Recuerdo el caso de un adolescente al que de pequeño sus padres y familiares habían colgado el letrero de “tiene pocos amigos porque es muy arisco”, y creció convencido de que “él era así”. Cada vez que hacía un nuevo amigo, sus padres le vaticinaban un mal augurio “en cuanto se dé cuenta de cómo eres te dejará de hablar”. Cuando se peleaba en el cole con algún chaval (cosa extraña entre chavales como todo hijo de vecino sabe) sus padres le recordaban su culpabilidad “por ser tan arisco”. El chaval creció convencido de su “tara” y asumía como culpa incuestionable cualquier desencuentro amistoso o pequeña desavenencia. No había lugar a dudas: él era tan arisco...
Algunas personas son más vulnerables a este juego destructivo, porque llevan jugándolo toda la vida. ¿Quiénes le enseñaron? ¿Dónde aprendieron a poner orejas a los letreros que otros le colgaban? ¿Esos “otros” eran personas sin ningún vínculo afectivo o por el contrario personas muy significativas?

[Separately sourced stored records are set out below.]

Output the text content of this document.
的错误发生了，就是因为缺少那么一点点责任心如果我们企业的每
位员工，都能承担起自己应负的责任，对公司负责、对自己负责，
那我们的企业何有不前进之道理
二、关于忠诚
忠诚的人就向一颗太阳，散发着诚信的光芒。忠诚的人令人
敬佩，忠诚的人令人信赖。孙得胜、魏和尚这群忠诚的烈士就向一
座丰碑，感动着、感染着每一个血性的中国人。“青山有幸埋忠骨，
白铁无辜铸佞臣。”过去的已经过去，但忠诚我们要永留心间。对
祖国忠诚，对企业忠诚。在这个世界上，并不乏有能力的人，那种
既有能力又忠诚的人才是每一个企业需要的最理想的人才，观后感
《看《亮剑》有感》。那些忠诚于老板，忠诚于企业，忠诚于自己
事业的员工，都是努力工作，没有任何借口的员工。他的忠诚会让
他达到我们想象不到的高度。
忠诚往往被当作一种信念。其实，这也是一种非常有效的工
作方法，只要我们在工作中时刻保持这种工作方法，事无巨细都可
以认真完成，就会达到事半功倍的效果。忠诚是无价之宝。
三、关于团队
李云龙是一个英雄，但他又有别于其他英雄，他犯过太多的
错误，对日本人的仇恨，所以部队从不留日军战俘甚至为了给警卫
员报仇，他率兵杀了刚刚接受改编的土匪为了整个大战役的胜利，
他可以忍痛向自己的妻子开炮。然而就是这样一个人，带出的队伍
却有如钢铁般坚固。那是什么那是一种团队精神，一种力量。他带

¿A quiénes prestamos atención y a quiénes ignoramos? ¿A quiénes nos importa contentar con nuestra imagen?
“Nadie puede hacerte sentir inferior sin tu permiso”
Otorgamos el poder al otro, cuando aceptamos su superioridad. Otorgamos el poder al otro cuando creemos que no somos suficientemente buenos, o inteligentes, o competentes o lo que sea que nos reprochan, como verdad absoluta e incuestionable, como sentencia culpatoria e inapelable. Otorgamos el poder al otro cuando le permitimos juzgarnos sin derecho a réplica. Cuando nos perdemos el respeto y la dignidad personal.